In an excerpt from Films of Endearment at Slate, Koresky notes that of the more than ninety films to win an Oscar for best picture, Terms is “one of the very, very few that one could ever call a ‘women’s picture,’ and the only one in the history of the awards that centers almost exclusively on the relationship between a mother and a daughter—stories of dads, sons, and godfathers are more the speed of traditionally masculinist Hollywood cinema.” Leslie seems almost reluctant to revisit Terms, which she remembers as “a challenge, even radical in what she perceived as a betrayal of the audience’s trust.” For the first ninety minutes or so, Terms is genuinely funny, but then a cancer diagnosis hits like a punch to the gut. In its own “very par­ticular, American way,” writes Koresky, “in how it swings for the fences as both broad comedy and intense tear-jerker, nothing else before it comes close.”

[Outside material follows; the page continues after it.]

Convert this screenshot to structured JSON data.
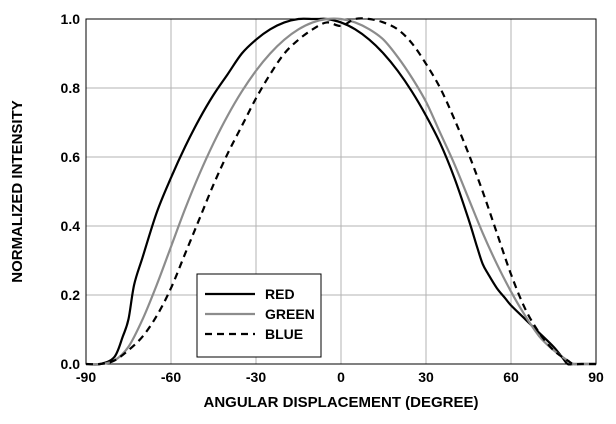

Koresky has more to say about Terms in his conversation with Molly Haskell and Nicolas Rapold on Rapold’s podcast, The Last Thing I Saw, where they also discuss Faye Dunaway’s performance as Joan Crawford in Frank Perry’s Mommie Dearest (1981). Here in the Current, Durga Chew-Bose gets Koresky talking about Sissy Spacek, Jane Fonda, Sally Field, and Cher. And Jordan Cronk has Koresky looking back on his years working in the editorial departments at Film Comment and Criterion, the evolution of Reverse Shot from a paper zine to a vital online publication, and his current position as editorial director of the Museum of the Moving Image in New York.